How to incrementally load data
· Category: Data Science
Short answer
Incremental loading updates only new or changed records since the last pipeline run, reducing processing time and resource consumption.
Steps
- Identify a watermark column such as a timestamp or auto-incrementing ID.
- Capture the maximum watermark value from the last successful run.
- Query source systems for records with watermark values greater than the stored maximum.
- Merge or append the delta into the destination table.
- Update the stored watermark for the next run.
Tips
- Use change data capture tools like Debezium for database sources.
- Handle late-arriving data with lookback windows or reconciliation jobs.

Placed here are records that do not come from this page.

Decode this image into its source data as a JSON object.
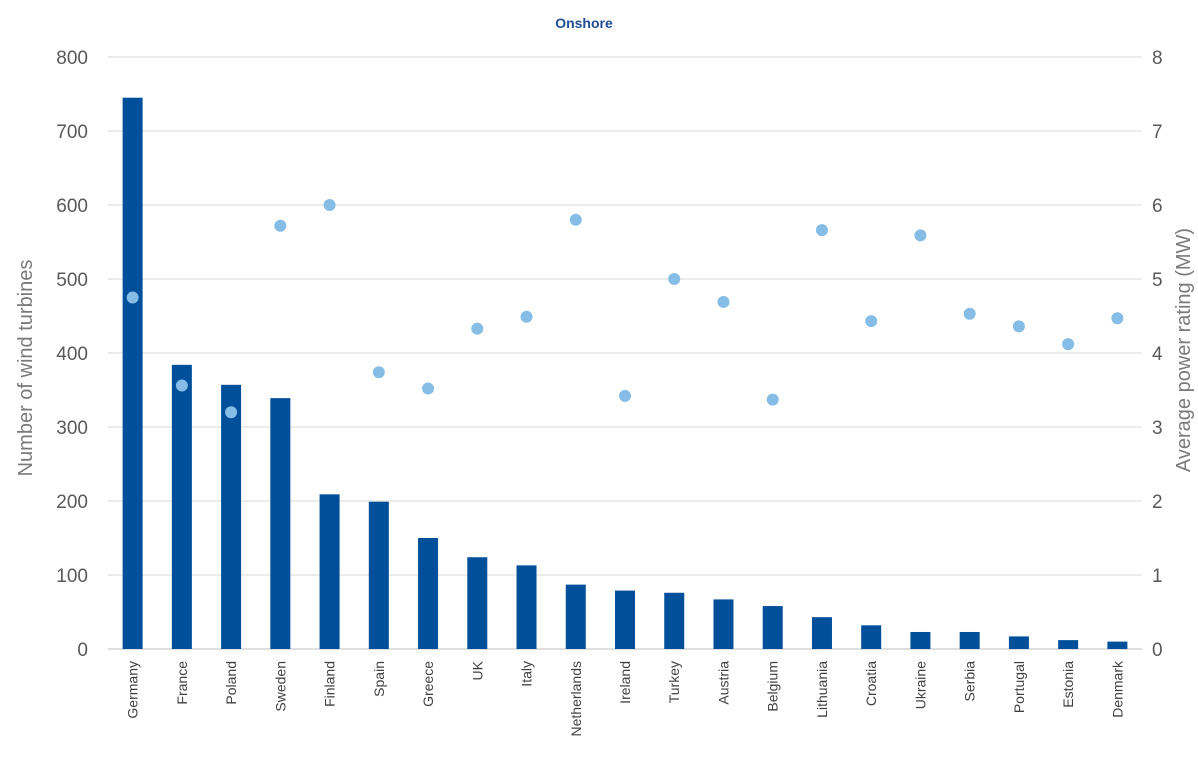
{
  "chart_data": {
    "type": "bar",
    "title": "Onshore",
    "categories": [
      "Germany",
      "France",
      "Poland",
      "Sweden",
      "Finland",
      "Spain",
      "Greece",
      "UK",
      "Italy",
      "Netherlands",
      "Ireland",
      "Turkey",
      "Austria",
      "Belgium",
      "Lithuania",
      "Croatia",
      "Ukraine",
      "Serbia",
      "Portugal",
      "Estonia",
      "Denmark"
    ],
    "ylabel": "Number of wind turbines",
    "y2label": "Average power rating (MW)",
    "ylim": [
      0,
      800
    ],
    "y2lim": [
      0,
      8
    ],
    "yticks": [
      "0",
      "100",
      "200",
      "300",
      "400",
      "500",
      "600",
      "700",
      "800"
    ],
    "y2ticks": [
      "0",
      "1",
      "2",
      "3",
      "4",
      "5",
      "6",
      "7",
      "8"
    ],
    "grid": true,
    "series": [
      {
        "type": "bar",
        "axis": "left",
        "color": "#004f9a",
        "values": [
          745,
          384,
          357,
          339,
          209,
          199,
          150,
          124,
          113,
          87,
          79,
          76,
          67,
          58,
          43,
          32,
          23,
          23,
          17,
          12,
          10
        ]
      },
      {
        "type": "scatter",
        "axis": "right",
        "color": "#86bde6",
        "values": [
          4.75,
          3.56,
          3.2,
          5.72,
          6.0,
          3.74,
          3.52,
          4.33,
          4.49,
          5.8,
          3.42,
          5.0,
          4.69,
          3.37,
          5.66,
          4.43,
          5.59,
          4.53,
          4.36,
          4.12,
          4.47
        ]
      }
    ]
  }
}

- Partition destination tables to make delta merges efficient.
- Track deletes separately if soft deletes are not present in source.
Common issues
- Missing watermark columns in legacy source systems.
- Clock skew causing records to be skipped or duplicated.

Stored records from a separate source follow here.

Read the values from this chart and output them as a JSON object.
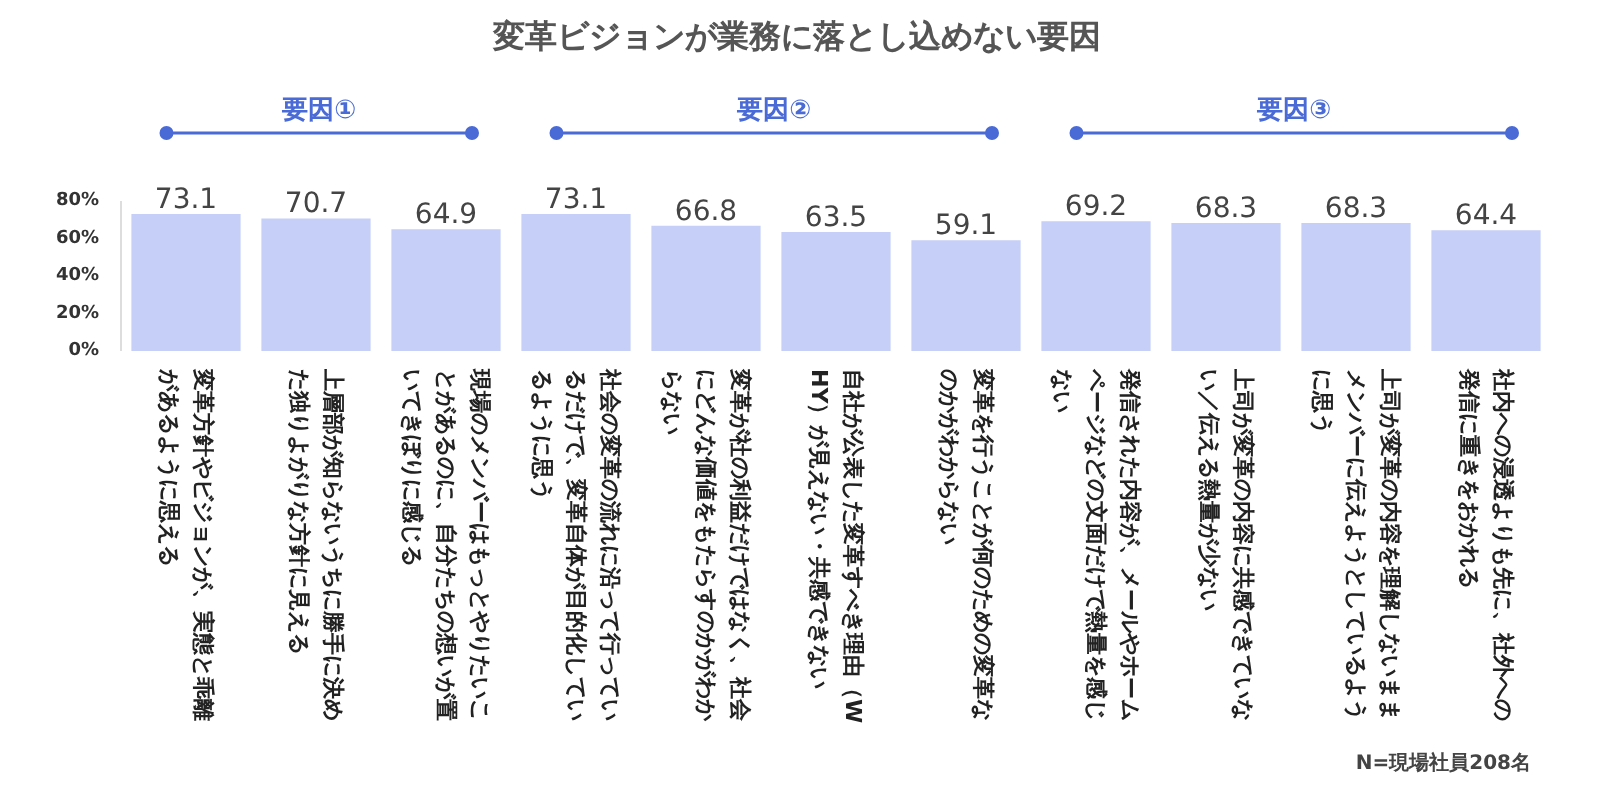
{
  "chart_data": {
    "type": "bar",
    "title": "変革ビジョンが業務に落とし込めない要因",
    "categories": [
      "変革方針やビジョンが、実態と乖離があるように思える",
      "上層部が知らないうちに勝手に決めた独りよがりな方針に見える",
      "現場のメンバーはもっとやりたいことがあるのに、自分たちの想いが置いてきぼりに感じる",
      "社会の変革の流れに沿って行っているだけで、変革自体が目的化しているように思う",
      "変革が社の利益だけではなく、社会にどんな価値をもたらすのかがわからない",
      "自社が公表した変革すべき理由（WHY）が見えない・共感できない",
      "変革を行うことが何のための変革なのかがわからない",
      "発信された内容が、メールやホームページなどの文面だけで熱量を感じない",
      "上司が変革の内容に共感できていない／伝える熱量が少ない",
      "上司が変革の内容を理解しないままメンバーに伝えようとしているように思う",
      "社内への浸透よりも先に、社外への発信に重きをおかれる"
    ],
    "values": [
      73.1,
      70.7,
      64.9,
      73.1,
      66.8,
      63.5,
      59.1,
      69.2,
      68.3,
      68.3,
      64.4
    ],
    "color": "#c5cff7",
    "ylim": [
      0,
      80
    ],
    "yticks": [
      {
        "value": 0,
        "label": "0%"
      },
      {
        "value": 20,
        "label": "20%"
      },
      {
        "value": 40,
        "label": "40%"
      },
      {
        "value": 60,
        "label": "60%"
      },
      {
        "value": 80,
        "label": "80%"
      }
    ],
    "data_labels": true,
    "grid": false,
    "annotations": [
      "要因①",
      "要因②",
      "要因③",
      "N=現場社員208名"
    ]
  }
}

- Schema changes breaking incremental extraction logic.
- Race conditions when watermarks are updated before the load commits.
Example
import pandas as pd
import numpy as np
df = pd.DataFrame({'sales': [100, 150, 200, np.nan]})
df['sales'] = df['sales'].fillna(df['sales'].median())
print(df.describe())
This snippet creates a DataFrame, handles a missing value with the median, and prints summary statistics common in exploratory analysis.